In any case, centrist Democrats are loath to engage in any such public philosophical reflection about American society. To do so would seem suicidal for the party that defends the idea that a functioning social democratic government is a good thing to have. Ronald Reagan said government is the problem, not the solution, and by standing behind Trump’s presidency, even though Trump is plainly at war with half the nation plus immigrants, the media, the environment, the intelligence community, and America’s allies, laws, and norms, Republicans have proved they’re more like anarchists than republicans.
But what truth could Democrats tell about the state of the country which spawned Trump’s presidency that wouldn’t simultaneously indict the Democrats as accomplices? Trump as the Republican’s transformational figure is likely to provoke similar radicalism on the left, a realignment of the Democratic Party. It took the Great Depression to inspire Roosevelt’s New Deal and it may take the fullness of a Trump “presidency” — including perhaps another four years of it — for opponents of Trumpism to blow past moderate platitudes, confront the tribal reality of American culture, and take the country back for the majority.
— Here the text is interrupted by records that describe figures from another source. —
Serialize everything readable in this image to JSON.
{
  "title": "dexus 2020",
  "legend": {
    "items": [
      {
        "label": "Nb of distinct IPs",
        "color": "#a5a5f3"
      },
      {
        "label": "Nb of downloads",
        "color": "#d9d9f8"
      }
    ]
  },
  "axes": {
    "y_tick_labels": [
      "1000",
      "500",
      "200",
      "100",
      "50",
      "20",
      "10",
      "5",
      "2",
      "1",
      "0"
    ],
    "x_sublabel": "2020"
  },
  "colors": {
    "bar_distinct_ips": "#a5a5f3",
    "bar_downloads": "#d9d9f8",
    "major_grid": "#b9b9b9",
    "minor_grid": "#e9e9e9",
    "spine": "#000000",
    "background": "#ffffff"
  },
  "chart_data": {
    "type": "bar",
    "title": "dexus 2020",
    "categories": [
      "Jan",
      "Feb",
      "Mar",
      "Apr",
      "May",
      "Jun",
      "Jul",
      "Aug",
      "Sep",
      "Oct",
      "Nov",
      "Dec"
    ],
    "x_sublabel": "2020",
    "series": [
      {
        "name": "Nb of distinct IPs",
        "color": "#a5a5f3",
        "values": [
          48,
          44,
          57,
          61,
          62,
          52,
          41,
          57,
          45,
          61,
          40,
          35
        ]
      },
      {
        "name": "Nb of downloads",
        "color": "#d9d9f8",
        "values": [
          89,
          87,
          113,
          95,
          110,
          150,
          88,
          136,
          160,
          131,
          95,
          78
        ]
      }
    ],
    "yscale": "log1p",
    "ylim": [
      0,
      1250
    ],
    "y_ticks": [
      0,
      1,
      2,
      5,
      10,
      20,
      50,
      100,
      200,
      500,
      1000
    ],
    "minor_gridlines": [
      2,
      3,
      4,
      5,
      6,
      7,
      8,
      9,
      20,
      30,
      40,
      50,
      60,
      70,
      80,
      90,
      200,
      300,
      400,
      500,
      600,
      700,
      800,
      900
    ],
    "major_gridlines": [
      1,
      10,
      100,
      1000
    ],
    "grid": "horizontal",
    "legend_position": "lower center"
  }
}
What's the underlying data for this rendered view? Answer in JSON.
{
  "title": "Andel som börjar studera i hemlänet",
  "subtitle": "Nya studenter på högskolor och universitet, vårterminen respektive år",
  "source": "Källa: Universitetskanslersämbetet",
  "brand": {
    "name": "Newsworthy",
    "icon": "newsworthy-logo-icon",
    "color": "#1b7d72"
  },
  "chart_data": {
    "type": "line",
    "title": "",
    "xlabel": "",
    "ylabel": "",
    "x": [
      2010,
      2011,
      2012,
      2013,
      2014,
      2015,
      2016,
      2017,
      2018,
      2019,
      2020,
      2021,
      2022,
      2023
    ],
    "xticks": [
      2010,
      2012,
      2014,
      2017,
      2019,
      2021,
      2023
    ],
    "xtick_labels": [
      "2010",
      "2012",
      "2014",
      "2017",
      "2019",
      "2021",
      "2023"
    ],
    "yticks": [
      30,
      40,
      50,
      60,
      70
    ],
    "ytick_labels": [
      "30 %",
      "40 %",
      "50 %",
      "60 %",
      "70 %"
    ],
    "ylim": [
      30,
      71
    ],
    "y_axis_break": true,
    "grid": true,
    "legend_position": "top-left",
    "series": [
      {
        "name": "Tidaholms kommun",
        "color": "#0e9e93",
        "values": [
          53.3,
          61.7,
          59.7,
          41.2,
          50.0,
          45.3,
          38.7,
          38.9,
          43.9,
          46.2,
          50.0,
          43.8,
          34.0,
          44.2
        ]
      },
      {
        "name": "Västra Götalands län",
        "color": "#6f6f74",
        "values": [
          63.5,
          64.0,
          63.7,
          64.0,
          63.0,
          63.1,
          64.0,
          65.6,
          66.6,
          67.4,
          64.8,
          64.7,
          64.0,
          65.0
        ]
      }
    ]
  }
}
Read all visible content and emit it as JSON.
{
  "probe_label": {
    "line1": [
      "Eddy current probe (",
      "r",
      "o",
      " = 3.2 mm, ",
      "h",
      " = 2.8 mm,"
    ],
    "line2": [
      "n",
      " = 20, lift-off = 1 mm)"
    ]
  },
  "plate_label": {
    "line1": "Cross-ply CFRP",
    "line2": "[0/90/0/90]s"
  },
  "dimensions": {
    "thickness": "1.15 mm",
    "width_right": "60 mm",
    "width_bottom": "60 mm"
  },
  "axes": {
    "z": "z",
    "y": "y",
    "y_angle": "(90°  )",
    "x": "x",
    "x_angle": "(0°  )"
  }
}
Or would a progressive version of Trumpism only deepen the cultural divide and fuel quasi-religious demonization and intransigence from conservatives? Truth-telling won’t unite Americans if the information is filtered through a tribal society. The reality beyond the echo chambers and the bluster and comforts of stage-managed infotainment is the only inescapable uniter. Under Trump, American politics looks more and more like a sideshow or a magic act that’s meant to distract the audience. The real-world implications of America’s transformation (decline?) will unfold and we’ll all have to live with them, regardless of our affiliations.